Results: Mujeres abusadas’ often rely on informal helpers to exert social pressure on abusers to stop abuse. For informal helpers in Lambayeque, though, offering help often comes into conflict with their own need to preserve social ties and conserve material resources. The naturalization of IPV in Lambayeque can undermine informal helpers’ willingness to confront violence in their social networks. Confronting violence is oftentimes considered more deviant than the IPV itself. Informal helpers report risking physical and/or social violence when helping, and express frustration and resentment if mujeres abusadas do not act in the ways the helpers think they should. These helpers were only willing to offer support to mujeres abusadas who were previously receptive to help and who acted in ways that the helpers considered reasonable and appropriate. Other potential helpers report being frustrated by limited material resources – they want to help but are barely navigating the survival of their own immediate family. Others yet want to help but are either afraid to make violent situations worse or feel they do not know how to help. Mujeres abusadas in this study who did receive help – especially moral support – were more likely to seek formal supportive services for IPV and reported being more satisfied and successful in navigating IPV.

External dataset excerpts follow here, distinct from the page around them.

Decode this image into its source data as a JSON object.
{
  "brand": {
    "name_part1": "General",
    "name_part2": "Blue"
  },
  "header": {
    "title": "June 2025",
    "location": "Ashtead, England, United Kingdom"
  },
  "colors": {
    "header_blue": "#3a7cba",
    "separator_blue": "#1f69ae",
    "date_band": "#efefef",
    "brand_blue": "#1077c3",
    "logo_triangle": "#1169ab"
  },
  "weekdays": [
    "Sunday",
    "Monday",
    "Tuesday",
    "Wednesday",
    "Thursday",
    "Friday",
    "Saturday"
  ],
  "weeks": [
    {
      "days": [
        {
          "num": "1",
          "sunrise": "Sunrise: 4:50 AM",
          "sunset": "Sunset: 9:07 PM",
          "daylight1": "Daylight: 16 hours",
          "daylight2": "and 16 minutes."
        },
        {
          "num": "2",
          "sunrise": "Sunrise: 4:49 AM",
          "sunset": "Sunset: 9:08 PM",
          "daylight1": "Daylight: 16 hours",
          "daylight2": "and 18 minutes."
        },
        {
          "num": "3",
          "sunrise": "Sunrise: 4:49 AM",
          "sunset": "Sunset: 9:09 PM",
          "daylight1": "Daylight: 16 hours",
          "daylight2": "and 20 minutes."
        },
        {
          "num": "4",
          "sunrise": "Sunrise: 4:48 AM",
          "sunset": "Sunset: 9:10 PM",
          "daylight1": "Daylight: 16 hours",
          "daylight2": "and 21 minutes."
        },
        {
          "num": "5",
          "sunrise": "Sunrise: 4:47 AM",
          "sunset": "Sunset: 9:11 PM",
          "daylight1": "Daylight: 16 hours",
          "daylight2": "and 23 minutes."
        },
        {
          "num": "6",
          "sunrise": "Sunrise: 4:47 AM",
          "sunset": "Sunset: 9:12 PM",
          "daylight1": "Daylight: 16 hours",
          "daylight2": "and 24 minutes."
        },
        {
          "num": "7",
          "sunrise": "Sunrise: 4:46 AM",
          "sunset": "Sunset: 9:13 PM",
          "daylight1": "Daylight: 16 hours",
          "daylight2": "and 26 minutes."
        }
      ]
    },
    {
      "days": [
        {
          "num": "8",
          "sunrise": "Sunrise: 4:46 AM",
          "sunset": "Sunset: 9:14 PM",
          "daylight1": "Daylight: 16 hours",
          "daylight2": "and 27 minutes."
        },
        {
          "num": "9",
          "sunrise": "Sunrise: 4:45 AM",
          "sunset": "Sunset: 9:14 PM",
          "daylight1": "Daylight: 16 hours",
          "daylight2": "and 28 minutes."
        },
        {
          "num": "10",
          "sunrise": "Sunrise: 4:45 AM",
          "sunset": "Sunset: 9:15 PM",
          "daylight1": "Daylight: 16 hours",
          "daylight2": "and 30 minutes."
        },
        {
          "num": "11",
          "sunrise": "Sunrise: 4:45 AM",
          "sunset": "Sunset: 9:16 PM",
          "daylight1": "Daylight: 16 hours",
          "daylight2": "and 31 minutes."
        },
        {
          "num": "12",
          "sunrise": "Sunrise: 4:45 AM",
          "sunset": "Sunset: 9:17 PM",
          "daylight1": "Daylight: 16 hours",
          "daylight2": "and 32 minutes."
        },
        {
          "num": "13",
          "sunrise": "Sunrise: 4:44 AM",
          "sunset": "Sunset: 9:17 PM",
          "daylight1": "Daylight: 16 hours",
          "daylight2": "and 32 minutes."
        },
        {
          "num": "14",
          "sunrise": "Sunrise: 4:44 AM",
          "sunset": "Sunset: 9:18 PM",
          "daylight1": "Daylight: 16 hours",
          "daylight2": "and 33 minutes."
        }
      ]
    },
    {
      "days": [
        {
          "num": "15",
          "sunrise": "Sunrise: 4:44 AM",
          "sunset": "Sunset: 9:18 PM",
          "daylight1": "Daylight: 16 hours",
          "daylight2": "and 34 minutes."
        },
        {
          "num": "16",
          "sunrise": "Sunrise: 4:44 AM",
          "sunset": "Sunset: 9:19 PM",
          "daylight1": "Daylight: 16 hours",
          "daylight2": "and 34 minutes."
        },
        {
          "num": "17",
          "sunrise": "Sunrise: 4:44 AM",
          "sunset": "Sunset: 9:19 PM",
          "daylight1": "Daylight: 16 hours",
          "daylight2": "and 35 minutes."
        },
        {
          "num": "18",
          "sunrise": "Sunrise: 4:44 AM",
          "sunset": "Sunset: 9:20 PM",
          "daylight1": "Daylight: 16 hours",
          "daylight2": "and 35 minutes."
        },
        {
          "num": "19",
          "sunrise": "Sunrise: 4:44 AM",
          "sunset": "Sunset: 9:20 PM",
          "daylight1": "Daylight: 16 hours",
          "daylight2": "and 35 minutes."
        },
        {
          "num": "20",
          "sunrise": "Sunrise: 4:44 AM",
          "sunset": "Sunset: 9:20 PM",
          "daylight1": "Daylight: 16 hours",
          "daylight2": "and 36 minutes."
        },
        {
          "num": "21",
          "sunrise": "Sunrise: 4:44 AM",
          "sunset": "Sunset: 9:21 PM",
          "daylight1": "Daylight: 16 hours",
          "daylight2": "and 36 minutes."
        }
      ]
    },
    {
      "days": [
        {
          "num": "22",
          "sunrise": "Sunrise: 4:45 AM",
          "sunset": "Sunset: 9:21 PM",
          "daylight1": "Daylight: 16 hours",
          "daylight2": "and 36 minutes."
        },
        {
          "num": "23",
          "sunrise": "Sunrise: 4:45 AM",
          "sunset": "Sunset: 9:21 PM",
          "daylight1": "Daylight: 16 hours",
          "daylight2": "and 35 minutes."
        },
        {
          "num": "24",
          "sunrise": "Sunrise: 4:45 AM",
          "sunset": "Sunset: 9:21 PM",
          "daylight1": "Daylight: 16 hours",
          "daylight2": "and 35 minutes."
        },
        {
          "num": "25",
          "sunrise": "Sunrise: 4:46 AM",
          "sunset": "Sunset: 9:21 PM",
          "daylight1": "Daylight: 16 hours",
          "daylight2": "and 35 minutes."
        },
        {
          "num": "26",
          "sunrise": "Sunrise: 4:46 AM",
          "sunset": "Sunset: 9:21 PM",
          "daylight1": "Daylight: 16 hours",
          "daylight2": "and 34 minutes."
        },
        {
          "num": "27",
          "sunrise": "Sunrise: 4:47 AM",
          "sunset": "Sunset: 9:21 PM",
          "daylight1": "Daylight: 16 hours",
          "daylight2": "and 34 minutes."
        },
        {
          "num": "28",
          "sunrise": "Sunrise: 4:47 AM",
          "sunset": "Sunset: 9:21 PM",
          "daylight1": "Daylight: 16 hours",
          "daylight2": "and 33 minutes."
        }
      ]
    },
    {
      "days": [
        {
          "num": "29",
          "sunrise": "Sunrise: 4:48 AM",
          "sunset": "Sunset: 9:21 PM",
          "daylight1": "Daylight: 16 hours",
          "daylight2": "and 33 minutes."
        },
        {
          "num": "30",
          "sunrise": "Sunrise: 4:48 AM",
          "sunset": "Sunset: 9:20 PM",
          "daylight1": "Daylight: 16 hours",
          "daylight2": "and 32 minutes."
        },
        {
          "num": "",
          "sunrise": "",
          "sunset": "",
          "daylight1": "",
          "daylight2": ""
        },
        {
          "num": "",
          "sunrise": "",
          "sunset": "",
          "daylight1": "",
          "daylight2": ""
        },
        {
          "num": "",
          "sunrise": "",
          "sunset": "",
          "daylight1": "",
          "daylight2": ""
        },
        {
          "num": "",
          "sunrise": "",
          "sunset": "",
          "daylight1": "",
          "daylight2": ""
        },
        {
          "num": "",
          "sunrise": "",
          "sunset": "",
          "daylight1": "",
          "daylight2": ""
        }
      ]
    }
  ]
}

Conclusions and Implications: In Lambayeque, the response of informal help-givers is either a significant barrier or facilitator to seeking formal help from formal service providers. Frequent denials of informal support legitimize IPV and discourage women from seeking help elsewhere. Mujeres abusadas who have been socialized to tacitly accept IPV and who have learned that they cannot rely on others to offer them support are deterred from both additional informal help-seeking and from formal help-seeking. Genuine offers of informal support (even when limited by the helper’s material conditions), however, are facilitators of informal and formal help seeking and empower mujeres abusadas who emphasized the importance of having a support system while navigating challenging formal systems that often revictimize them.